"Gli italiani sono bianchi e non hanno nomi da tribù", sui social centinaia di insulti razzisti contro i fratelli Niang. La denuncia: "Non facciamo finta di niente"
La seguitissima pagina social La Giornata Tipo: "Abbiamo bannato o eliminato circa 250 persone e commenti sui nostri tre canali. Alcuni sono scritti da profili fake, ma non tutti. Non è la prima volta, anche negli scorsi mesi quando abbiamo parlato di Saliou Niang in Nazionale il tenore di alcuni commenti è stato il medesimo, ed anche in altre occasioni, con altri protagonisti, abbiamo letto cose analoghe. Ma non ci faremo mai l'abitudine, continueremo a isolare chi odia e discrimina"

TRENTO. La sfida di sabato sera al PalaTrento tra Aquila Basket Trento e Virtus Bologna non era solo un importante match tra top team di Serie A, ma anche l'occasione di vedere uno contro l'altro due giovani fratelli protagonisti del movimento cestistico nazionale: Saliou e Cheickh Niang, che per la prima volta si sono ritrovati sul campo da avversari.
Una splendida storia di sport e di vita per due ragazzi di 21 e 17 anni cresciuti a Mandello del Lario, in provincia di Lecco, e poi una volta arrivati a Trento diventati nel giro di qualche stagione atleti in orbita Nba capaci di far strabuzzare gli occhi agli appassionati e ai tifosi di basket di categorie giovanili, Serie A, coppe europee e poi persino Nazionale maggiore.
Ma il post con cui la seguitissima pagina social "La Giornata Tipo" ha celebrato l'affascinante "sfida in famiglia" tra i due azzurri dello scorso 1 novembre si è trasformato, almeno in parte, in una pietosa sequenza di insulti talmente miseri da risultare difficili da ripetere.
"Un post così lungo quando sarebbe bastato scrivere 'Ecco due scimmie, bah'...", "L'unica cosa che manca in questa foto sono le banane", "Io invece sogno che questi due piccoli soldati invasori vengano remigrati al più presto", "Tipici tratti somatici italiani... ma la vogliamo finire con questa propaganda?? Gli italiani sono bianchi e non hanno quei nomi da tribù!".

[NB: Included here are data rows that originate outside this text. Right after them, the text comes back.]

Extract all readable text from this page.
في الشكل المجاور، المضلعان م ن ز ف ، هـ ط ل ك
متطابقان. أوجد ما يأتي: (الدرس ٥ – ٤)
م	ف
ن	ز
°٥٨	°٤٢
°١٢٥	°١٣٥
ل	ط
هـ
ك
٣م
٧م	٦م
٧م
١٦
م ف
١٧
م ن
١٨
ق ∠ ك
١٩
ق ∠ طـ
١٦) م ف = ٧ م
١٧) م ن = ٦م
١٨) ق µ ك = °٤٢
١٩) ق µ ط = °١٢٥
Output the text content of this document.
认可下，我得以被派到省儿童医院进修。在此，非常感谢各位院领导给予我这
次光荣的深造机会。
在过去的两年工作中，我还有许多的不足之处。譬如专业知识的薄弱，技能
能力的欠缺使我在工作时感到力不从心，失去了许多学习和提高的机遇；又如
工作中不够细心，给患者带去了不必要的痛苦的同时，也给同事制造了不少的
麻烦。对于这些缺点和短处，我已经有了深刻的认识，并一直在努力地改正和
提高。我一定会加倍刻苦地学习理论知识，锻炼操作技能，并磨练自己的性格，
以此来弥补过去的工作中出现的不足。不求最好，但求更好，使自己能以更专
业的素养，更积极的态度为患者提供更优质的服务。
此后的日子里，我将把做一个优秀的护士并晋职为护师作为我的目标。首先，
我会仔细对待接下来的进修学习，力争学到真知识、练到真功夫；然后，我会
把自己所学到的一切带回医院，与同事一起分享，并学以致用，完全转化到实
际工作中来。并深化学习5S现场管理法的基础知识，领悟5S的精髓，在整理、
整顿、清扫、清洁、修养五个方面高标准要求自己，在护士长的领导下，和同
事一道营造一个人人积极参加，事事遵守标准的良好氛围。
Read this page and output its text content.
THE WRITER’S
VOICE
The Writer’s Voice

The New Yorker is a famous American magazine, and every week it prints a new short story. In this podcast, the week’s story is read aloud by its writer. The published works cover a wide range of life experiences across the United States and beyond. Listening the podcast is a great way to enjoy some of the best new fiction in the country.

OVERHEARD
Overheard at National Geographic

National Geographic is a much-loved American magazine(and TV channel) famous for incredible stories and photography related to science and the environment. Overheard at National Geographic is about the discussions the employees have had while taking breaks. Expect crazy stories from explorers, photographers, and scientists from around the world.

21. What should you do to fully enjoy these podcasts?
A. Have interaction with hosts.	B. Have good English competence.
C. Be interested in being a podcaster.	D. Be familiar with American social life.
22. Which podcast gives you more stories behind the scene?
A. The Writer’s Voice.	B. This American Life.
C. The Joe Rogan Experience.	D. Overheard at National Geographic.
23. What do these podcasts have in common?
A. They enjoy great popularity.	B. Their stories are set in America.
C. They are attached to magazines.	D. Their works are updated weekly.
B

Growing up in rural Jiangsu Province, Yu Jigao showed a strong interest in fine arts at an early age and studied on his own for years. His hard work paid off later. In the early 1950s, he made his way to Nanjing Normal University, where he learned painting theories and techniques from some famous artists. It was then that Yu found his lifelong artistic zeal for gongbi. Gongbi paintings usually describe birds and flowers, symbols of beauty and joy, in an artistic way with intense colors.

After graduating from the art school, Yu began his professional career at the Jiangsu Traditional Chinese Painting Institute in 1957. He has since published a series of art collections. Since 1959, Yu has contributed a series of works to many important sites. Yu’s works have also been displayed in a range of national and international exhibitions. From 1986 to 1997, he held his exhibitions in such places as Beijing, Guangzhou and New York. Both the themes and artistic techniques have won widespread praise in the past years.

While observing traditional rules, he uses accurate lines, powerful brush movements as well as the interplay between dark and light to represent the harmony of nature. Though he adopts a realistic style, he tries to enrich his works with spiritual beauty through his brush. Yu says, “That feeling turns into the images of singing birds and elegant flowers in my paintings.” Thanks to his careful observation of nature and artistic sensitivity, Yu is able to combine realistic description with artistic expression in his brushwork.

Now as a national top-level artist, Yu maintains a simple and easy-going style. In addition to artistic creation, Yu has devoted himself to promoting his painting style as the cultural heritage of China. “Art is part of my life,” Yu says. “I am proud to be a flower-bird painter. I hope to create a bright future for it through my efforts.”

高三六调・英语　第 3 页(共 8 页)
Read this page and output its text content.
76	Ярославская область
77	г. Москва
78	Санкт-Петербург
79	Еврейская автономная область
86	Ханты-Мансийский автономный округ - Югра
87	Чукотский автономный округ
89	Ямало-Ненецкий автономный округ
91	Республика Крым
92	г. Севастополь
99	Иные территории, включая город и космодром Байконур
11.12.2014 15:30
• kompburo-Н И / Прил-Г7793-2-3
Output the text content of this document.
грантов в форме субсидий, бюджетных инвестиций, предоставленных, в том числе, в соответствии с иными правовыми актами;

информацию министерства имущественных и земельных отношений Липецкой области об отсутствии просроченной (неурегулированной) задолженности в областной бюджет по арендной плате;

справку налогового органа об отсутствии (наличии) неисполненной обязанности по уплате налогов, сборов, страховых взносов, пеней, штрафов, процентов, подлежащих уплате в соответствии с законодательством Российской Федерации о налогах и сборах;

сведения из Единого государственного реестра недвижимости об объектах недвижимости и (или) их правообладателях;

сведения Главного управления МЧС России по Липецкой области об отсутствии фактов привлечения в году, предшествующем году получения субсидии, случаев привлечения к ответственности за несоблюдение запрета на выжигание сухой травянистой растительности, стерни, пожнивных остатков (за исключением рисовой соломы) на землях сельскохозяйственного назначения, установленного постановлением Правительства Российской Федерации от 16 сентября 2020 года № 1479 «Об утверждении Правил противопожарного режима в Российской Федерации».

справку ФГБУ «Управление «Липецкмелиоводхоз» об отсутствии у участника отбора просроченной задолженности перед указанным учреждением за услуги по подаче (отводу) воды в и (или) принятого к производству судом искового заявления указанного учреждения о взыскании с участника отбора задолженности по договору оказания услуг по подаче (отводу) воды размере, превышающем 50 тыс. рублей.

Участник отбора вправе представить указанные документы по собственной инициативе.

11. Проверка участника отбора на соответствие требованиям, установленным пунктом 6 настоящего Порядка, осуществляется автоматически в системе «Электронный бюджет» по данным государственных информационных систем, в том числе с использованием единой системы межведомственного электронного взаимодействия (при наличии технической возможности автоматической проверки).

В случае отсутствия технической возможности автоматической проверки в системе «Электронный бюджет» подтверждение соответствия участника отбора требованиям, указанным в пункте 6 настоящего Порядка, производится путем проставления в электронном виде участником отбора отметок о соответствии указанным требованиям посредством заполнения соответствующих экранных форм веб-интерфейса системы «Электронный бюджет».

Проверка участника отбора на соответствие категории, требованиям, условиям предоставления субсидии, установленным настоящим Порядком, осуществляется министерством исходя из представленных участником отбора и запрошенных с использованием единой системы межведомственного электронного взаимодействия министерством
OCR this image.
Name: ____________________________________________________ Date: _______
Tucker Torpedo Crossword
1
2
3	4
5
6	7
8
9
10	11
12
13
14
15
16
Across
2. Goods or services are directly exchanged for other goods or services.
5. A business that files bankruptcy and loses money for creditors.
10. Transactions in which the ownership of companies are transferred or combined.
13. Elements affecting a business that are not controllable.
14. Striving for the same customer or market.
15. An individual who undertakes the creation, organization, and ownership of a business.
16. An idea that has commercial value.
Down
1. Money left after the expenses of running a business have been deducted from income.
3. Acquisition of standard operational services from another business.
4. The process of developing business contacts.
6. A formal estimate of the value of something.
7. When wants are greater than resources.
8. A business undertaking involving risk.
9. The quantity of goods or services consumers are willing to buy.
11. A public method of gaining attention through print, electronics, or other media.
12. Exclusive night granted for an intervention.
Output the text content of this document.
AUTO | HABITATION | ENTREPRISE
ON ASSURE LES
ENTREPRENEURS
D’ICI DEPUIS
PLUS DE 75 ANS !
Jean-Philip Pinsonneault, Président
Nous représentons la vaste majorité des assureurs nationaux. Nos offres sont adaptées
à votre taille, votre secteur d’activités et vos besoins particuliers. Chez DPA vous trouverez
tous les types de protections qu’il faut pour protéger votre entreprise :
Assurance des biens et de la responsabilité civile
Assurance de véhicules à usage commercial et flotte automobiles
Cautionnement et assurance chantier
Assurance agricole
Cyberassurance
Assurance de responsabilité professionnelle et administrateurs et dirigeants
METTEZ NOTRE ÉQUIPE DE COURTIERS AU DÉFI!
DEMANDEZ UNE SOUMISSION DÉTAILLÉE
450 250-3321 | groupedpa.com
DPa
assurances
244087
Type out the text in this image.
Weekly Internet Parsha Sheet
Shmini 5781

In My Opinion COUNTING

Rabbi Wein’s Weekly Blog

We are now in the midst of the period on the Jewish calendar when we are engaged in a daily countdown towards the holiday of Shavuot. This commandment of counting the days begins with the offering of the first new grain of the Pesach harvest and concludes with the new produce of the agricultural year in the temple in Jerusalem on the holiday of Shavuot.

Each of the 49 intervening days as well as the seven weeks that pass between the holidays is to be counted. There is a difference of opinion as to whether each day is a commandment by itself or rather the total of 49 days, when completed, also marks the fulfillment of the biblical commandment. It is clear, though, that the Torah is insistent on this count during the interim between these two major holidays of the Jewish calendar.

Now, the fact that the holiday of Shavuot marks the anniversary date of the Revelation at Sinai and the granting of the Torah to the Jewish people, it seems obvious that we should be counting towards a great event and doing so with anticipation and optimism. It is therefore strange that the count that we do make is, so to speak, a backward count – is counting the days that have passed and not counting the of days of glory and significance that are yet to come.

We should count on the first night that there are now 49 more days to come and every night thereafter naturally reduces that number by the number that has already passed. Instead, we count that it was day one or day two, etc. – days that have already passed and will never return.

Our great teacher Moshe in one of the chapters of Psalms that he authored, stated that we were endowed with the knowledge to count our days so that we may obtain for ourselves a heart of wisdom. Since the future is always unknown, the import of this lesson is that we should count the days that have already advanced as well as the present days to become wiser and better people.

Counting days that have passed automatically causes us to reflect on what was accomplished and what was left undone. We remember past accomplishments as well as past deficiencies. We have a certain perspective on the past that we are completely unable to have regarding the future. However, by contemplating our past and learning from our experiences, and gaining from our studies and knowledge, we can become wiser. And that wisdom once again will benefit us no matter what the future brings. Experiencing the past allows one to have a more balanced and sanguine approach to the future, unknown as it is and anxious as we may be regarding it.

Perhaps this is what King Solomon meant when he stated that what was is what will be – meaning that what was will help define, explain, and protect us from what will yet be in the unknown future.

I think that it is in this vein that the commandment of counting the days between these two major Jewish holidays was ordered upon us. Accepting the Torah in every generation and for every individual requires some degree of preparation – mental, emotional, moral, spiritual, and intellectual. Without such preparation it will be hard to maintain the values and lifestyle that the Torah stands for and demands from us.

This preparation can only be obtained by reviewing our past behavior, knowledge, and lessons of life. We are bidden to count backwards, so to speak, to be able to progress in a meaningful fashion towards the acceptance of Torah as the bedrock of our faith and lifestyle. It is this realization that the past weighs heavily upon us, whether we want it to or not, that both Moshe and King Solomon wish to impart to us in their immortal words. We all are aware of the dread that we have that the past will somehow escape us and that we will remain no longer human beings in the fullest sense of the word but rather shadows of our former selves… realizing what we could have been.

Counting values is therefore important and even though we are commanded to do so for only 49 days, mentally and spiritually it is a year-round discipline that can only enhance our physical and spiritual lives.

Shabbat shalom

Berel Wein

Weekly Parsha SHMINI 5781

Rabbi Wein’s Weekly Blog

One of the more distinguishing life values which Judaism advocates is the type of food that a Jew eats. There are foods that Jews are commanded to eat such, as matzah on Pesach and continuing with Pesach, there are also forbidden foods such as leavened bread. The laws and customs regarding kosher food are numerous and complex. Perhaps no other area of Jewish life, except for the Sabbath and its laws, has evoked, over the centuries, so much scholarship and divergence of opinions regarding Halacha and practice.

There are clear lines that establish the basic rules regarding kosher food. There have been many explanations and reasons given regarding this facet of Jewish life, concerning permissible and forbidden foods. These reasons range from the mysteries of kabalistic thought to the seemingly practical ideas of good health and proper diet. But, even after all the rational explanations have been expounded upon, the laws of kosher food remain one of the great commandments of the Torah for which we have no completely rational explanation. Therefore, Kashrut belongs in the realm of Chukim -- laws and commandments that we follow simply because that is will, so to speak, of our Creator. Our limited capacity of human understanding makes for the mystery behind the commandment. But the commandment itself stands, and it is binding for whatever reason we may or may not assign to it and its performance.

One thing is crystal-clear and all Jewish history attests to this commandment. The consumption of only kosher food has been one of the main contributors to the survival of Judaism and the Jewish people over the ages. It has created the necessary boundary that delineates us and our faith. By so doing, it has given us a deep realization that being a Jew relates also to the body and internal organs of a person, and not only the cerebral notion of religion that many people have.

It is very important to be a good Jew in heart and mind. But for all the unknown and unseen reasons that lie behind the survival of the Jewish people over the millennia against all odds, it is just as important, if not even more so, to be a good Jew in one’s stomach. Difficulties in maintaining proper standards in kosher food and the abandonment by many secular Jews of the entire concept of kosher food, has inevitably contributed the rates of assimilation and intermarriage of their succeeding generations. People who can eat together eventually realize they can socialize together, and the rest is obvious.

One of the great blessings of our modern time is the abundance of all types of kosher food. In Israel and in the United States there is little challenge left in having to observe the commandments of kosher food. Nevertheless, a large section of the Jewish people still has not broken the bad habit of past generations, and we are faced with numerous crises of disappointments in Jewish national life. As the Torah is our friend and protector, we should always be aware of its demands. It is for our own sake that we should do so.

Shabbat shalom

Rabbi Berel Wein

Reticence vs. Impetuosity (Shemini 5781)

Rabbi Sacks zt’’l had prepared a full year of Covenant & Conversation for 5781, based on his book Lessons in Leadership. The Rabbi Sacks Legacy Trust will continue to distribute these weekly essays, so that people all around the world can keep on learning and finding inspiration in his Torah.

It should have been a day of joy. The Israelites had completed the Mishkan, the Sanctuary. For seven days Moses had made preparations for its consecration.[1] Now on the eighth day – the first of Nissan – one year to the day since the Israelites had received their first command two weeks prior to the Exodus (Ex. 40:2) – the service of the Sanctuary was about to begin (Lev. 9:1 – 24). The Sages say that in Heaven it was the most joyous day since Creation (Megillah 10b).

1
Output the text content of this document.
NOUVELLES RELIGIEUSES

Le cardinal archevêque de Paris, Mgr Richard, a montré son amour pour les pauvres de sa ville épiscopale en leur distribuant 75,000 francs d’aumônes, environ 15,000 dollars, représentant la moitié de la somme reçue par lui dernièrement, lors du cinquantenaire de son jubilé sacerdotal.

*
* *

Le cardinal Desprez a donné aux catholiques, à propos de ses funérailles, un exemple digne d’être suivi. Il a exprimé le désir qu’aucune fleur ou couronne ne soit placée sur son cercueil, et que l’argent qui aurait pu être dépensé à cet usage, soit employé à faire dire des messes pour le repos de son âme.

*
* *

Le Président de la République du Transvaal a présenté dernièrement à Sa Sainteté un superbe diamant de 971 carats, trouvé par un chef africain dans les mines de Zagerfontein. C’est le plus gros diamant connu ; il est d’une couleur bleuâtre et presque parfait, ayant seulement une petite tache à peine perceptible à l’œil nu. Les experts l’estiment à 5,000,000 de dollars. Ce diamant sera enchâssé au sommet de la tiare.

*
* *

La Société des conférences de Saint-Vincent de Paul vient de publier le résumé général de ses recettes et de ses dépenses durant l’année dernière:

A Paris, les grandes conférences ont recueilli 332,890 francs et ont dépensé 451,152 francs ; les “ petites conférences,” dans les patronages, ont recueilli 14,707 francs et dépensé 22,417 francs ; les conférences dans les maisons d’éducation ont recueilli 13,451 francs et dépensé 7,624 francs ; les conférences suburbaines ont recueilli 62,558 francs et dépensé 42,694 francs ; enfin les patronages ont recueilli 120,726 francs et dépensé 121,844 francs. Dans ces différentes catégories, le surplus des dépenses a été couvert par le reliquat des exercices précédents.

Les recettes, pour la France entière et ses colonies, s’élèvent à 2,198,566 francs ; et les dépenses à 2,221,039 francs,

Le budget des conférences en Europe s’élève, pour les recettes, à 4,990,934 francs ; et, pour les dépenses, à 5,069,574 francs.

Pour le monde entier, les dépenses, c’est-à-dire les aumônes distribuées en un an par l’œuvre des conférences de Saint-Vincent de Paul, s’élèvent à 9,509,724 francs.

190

Sono solo alcuni tra i commenti elencati da un post di denuncia della stessa pagina social: "Più o meno abbiamo bannato o eliminato circa 250 persone e commenti sui nostri tre canali social - scrivono dalla pagina fondata da Raffaele Ferraro -. Sì è vero, alcuni sono scritti da profili fake, ma non tutti. Praticamente nessuno di questi commenti proviene da ragazzi giovani, praticamente tutti provengono da persone adulte".
"Non è la prima volta, anche negli scorsi mesi quando abbiamo parlato di Saliou Niang in Nazionale il tenore di alcuni commenti è stato il medesimo, ed anche in altre occasioni, con altri protagonisti, abbiamo letto cose analoghe. Parliamo di basket da 13 anni, episodi del genere sono capitati più volte, e quindi dovremmo averci fatto l'abitudine. Ma pensiamo sia impossibile farci l'abitudine. Lo dobbiamo ai ragazzi più giovani, perché è evidente come certe dinamiche di odio attecchiscano molto ma molto meno su di loro".
"Lo dobbiamo al fatto, per esempio, che la nostra Nazionale di basket Under 20 questa estate, prima degli Europei, è stata subissata di insulti sui social a "causa" del colore della pelle di alcuni ragazzi: spesso dimentichiamo che quei commenti vengono visti anche dai giocatori, e in quel caso non sono stati particolarmente felici. Lo dobbiamo alle generazioni future. Perché se una parte di noi adulti ha miseramente fallito, il peso di questa disfatta sociale non deve ricadere sugli adulti di domani. Abbiamo il dovere di restituire ai giovani un mondo migliore rispetto a quello che abbiamo trovato. Un mondo dove chi odia, chi discrimina, chi è uno schifoso razzista, si ritrovi solo, rifiutato, isolato da tutto e da tutti".
"Una riflessione - aggiungono poi - sugli strumenti che utilizziamo quasi tutti ogni giorno (i social): se si segnalano quei commenti, nel 99,9% dei casi le piattaforme non prendono provvedimenti perché non violano la policy. Però, per esempio, questo nostro post sta avendo una bassa visibilità organica (ossia l’algoritmo lo mostra ad un numero di persone molto inferiore rispetto alla media dei nostri post) perché abbiamo toccato “argomenti sensibili” e perché, non potendo valutarne il significato, nel dubbio che questo post possa inneggiare (anziché) denunciare il razzismo e le discriminazioni, veniamo puniti. Sempre peggio".